Optimal location of reinforced inertia to stabilize power grids

TL;DR

This paper proposes a method to optimally position fast frequency response (FFR) inertia in power grids to mitigate cascading failures, highlighting the peripheral areas as effective reinforcement locations.

Contribution

It introduces a novel approach to determine the best placement of inertia reinforcement in power grids using the Kuramoto model, considering both positive and negative effects.

Findings

Peripheral areas are optimal for inertia reinforcement.

Reinforcement reduces cascade failures effectively.
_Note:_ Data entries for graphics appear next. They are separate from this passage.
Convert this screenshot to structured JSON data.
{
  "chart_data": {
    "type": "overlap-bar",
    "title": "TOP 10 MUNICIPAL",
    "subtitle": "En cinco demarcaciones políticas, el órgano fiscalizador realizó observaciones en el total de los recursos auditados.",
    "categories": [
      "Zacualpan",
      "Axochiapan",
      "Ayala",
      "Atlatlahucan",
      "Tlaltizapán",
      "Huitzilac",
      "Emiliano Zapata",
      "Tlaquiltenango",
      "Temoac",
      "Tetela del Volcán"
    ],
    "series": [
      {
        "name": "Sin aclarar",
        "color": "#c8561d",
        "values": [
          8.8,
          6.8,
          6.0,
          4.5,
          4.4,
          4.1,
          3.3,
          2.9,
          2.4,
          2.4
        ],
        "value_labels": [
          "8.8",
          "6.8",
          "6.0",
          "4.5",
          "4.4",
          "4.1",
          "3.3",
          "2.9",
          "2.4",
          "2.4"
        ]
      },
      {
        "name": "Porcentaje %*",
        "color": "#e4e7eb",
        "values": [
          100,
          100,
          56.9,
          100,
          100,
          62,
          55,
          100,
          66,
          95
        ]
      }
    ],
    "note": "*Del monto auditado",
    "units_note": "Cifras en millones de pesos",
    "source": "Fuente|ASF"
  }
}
The method balances mitigation benefits against negative consequences.

Abstract

The increasing adoption of renewable energy sources has significantly reduced the inertia in the modernized power grid, making the system more vulnerable. One way to stabilize the grid is to add extra inertia from unused turbines, called the fast frequency response (FFR), to the existing grid. However, reinforcing inertia can cause unintended consequences, such as more significant avalanche failures. This phenomenon is known as the Braess paradox. Here, we propose a method to find the optimal position of FFR. This method is applied to the second-order Kuramoto model to find an effective position to mitigate cascading failures. To address this, we propose a method to evaluate a ratio between the positive effects of mitigation and the negative consequences. Through this analysis, we find that the peripheral area of the network is a seemingly effective location for inertia reinforcement across various reinforcement scales. This strategy provides essential insights for enhancing the stability of power grids in a time of widespread renewable energy usage.